Regarded as one of the most famous works in group portraiture, the Night Watch was named “The Company of Captain Frans Banning Cocq and Lieutenant Willem Van Ruytenburch. However, considering the use of light and application of shadow and spotlight, the painting was named ‘The Night Watch.’
The Jewish Bride
Rembrandt painted the Jewish Bride during his last years, 1667, also known as the Fourth Amsterdam Period (1658-69). The painting got its name in the 19th century when an Amsterdam-based art collector interpreted the characters’ in the painting as a Jewish father and his daughter.
However, there have been many speculations about the character in the later years. Many critics also believed that the characters are lovers or a married couple – the Biblical character Isaac and his wife, Rebecca. On the contrary, some critics believe the characters are a father-daughter duo, just like the art collector, and the necklace is interpreted to be a present given by the father to his daughter.
The painting today can be viewed at Rijksmuseum, Amsterdam. It’s another excellent example of Rembrandt’s masterful ability to capture raw emotion on canvas.
The Return of The Prodigal Son
Rembrandt’s last known art piece, The Return of The Prodigal Son, refers to the famous biblical tale of the same name. In the painting, the father reaches out to embrace his son, while the brother frowns, crossing his arms as if he is in disapproval.

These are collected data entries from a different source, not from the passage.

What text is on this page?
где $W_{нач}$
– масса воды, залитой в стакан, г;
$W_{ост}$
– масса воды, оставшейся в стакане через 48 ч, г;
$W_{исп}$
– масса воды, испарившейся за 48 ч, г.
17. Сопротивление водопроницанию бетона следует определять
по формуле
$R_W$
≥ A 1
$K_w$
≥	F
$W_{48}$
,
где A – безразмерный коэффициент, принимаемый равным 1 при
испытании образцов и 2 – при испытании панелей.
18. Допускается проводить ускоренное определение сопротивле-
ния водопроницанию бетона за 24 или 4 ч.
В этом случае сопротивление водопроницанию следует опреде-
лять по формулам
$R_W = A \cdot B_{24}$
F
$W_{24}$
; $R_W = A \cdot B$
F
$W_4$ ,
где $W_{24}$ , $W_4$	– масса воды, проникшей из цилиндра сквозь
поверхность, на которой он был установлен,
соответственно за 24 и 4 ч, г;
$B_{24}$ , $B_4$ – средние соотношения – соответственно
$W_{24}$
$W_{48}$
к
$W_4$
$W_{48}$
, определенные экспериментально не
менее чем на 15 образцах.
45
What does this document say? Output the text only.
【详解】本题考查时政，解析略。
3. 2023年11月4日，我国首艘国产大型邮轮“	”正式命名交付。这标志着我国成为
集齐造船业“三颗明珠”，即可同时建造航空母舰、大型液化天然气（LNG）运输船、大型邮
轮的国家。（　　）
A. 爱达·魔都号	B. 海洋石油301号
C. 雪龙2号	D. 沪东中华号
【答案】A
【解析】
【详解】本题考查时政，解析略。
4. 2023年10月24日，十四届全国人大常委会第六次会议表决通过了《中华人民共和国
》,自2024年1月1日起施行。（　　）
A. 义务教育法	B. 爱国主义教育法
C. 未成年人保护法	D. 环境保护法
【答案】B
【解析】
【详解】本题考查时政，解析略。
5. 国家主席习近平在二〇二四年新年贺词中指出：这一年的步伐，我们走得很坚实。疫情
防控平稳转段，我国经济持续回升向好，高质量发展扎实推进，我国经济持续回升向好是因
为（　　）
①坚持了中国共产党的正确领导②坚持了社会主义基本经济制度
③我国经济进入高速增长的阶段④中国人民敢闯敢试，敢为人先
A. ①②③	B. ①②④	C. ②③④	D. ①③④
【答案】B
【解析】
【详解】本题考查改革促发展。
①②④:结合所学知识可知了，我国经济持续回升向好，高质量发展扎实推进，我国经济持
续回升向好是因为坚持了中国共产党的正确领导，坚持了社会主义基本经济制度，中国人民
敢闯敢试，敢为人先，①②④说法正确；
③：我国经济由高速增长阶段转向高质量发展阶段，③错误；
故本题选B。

The painting is considered one of the artist’s most moving works due to its portrayal of the strong bond shared by a father and his child. The father figure has been interpreted as expressing multiple emotions, including grief, mercy, and love.
Many art critics consider The Return of the Prodigal Son to be Rembrandt’s greatest masterpiece. As with most of his works, the artist displays his mastery in the use of excessive lighting and coloring.
The Bottom Line
One of the most revered artists of Europe, Rembrandt’s work remains to be some of the most valuable. His paintings are distinguished by his unparalleled mastery of light, his unique ability to capture the texture of fabrics, and the expression and emotion he brings to each figure.